Verschneite Premiere mit den „Drei Fragezeichen“.

Vollplaybacktheater
Großbild Uwe Schinkel

Hallo Mr. Prentice: Hier begrüßt Christoph Landwehr (links) als von Spuk-Erscheinungen geplagter Auftraggeber die drei Junior-Detektive Peter Shaw (alias SupaKnut), Justus Jonas (mit Bäuchlein: Doktor Thomas) und Bob Andrews (Britta Lemon). Auch David J. Becher und Sven Blievernicht zogen auf der Bühne alle Register.

Wuppertal. Sie haben ihn endlich von der Leine gelassen – und so wie es aussieht, wird er nun eine ganze Zeit lang quer durch die Republik streunen: Um den „Karpatenhund“ dreht sich nicht nur die gleichnamige Hörspielfolge mit den „Drei Fragezeichen“, sondern auch das neue Bühnenstück des Wuppertaler Vollplaybacktheaters. Zum Start der Deutschland-Tour erlebte es im Festsaal der Rudolf-Steiner-Schule am Donnerstag seine Premiere.

Selbst aus Oberhausen stapften die Fans in den schmucken Festsaal

Und auch am Freitagabend stapften die Fans der wohl schrägsten Wuppertaler Theatertruppe rauf zur Schule am Kothener Busch – eine eingeschworene Schicksalsgemeinschaft bei Schnee und Eis. Und das in einem Winter, wie ihn viele – mittlerweile erwachsene – „Cassettenkinder“ noch aus ihrer Kindheit in den 70er und 80er Jahren in Erinnerung haben. Beinhart: Im Barmer Schneegestöber wurden selbst Fans aus Oberhausen gesichtet.

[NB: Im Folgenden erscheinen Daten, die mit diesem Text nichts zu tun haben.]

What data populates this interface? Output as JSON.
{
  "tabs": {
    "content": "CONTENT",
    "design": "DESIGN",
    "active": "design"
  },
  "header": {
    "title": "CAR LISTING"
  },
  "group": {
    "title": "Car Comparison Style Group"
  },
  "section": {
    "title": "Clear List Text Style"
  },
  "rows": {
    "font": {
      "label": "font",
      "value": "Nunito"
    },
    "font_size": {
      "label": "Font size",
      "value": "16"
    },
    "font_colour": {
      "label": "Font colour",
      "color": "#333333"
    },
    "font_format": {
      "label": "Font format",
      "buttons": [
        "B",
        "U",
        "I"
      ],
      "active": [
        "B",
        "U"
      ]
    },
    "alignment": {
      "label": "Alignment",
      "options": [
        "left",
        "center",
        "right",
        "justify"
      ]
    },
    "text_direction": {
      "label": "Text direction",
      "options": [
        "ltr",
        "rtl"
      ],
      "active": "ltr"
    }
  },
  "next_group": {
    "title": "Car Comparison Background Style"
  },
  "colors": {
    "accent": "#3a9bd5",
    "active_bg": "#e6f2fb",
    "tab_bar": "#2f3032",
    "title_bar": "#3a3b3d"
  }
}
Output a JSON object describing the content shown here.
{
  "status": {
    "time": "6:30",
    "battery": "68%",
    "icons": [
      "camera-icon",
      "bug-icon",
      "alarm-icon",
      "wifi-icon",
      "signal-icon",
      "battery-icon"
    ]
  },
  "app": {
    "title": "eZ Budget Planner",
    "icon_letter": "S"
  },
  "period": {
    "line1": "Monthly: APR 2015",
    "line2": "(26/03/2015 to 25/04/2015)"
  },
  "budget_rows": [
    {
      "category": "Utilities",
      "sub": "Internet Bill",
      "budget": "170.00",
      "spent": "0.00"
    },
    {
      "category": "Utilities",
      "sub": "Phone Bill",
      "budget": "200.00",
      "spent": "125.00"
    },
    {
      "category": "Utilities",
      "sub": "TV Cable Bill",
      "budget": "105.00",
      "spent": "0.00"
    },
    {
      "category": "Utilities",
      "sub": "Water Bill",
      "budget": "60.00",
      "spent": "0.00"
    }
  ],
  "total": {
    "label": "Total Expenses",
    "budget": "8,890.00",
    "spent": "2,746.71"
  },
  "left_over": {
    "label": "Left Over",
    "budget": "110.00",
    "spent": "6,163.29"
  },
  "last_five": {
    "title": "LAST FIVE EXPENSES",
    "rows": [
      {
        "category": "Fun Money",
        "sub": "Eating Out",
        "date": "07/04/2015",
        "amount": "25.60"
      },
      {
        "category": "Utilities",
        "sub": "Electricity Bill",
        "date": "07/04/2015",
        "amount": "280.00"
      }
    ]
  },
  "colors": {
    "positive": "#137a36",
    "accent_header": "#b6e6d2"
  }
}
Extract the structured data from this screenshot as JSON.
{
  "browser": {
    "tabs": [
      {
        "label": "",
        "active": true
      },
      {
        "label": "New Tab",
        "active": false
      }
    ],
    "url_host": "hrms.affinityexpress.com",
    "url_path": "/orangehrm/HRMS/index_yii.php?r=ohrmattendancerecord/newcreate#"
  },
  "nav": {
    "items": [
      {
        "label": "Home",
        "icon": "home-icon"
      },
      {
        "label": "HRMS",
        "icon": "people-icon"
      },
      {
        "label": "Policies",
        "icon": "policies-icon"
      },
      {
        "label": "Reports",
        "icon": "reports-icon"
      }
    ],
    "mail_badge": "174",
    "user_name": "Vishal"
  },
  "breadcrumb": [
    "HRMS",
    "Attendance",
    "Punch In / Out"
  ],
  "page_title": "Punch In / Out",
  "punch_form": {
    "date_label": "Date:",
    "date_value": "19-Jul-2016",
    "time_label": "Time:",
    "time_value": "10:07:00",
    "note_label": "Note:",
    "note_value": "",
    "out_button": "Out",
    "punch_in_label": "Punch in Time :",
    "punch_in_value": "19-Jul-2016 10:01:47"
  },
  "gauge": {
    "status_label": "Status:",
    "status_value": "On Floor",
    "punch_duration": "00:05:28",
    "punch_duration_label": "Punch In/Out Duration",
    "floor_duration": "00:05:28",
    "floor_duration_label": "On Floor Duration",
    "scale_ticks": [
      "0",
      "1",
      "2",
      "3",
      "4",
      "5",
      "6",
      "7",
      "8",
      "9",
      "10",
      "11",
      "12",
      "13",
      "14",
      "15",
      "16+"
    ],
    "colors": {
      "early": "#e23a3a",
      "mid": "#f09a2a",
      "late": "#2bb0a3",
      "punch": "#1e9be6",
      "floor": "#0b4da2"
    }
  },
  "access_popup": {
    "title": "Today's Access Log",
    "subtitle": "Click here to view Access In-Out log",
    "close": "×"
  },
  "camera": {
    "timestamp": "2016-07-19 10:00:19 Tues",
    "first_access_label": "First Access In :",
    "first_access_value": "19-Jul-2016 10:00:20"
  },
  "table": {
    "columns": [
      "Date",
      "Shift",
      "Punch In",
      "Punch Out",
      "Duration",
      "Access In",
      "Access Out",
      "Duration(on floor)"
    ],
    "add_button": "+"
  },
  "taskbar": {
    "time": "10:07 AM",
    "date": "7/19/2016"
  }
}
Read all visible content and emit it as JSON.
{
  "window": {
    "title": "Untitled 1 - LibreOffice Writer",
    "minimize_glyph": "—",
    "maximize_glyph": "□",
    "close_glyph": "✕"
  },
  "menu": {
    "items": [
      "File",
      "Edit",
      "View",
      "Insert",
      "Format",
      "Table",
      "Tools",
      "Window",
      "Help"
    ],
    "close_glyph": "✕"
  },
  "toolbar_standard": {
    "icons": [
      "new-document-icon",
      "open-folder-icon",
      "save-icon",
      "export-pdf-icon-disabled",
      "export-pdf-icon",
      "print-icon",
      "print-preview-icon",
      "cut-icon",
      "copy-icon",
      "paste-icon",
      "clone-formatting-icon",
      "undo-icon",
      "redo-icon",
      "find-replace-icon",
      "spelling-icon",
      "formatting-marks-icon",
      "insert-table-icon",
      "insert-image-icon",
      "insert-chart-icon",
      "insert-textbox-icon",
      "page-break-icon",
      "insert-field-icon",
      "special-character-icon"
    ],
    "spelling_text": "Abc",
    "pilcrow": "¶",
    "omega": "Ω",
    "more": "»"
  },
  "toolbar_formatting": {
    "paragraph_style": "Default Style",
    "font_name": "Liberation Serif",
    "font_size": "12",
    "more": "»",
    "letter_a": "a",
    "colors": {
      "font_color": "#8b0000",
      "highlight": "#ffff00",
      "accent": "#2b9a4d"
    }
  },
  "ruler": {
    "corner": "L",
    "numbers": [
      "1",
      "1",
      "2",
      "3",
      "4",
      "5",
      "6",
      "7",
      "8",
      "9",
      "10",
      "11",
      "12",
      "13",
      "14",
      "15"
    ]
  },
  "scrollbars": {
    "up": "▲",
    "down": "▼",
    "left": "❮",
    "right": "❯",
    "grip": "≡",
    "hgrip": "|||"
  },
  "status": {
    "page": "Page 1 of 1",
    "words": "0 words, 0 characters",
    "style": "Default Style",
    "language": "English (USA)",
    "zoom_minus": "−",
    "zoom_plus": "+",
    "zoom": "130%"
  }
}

Zwischen Parodie und Hommage: Humor mit Stummfilm-Charme

Damit lag der schmucke Festsaal an der Schluchtstraße – als würdiger Ersatz nach der Rex-Schließung – zwei Abende lang mitten in den Karpaten: Das Vollplaybacktheater revanchierte sich bei seinen treuesten Fans mit einer „Drei Fragezeichen“-Show, die ihren Vorgängern in nichts nachsteht und sich zielsicher auf dem schmalen Grat zwischen Parodie und Hommage bewegt, ohne in glatten Zeiten wie diesen auszurutschen: Während deutsche Comedy immer häufiger in Klamauk und Belanglosigkeiten ausartet, versteht es das Vollplaybacktheater besser denn je, sein Publikum nicht nur mit Schenkelklopfern zum Lachen zu bringen, sondern auch mit Nostalgie und Charme: Selbst Filmszenen aus „Rocky“ und „Findet Nemo“ wurden in das Hörspiel rund um den „Karpatenhund“ montiert – und dessen Vorgeschichte gibt es auch noch als schräge Projektion im Stummfilm-Stil.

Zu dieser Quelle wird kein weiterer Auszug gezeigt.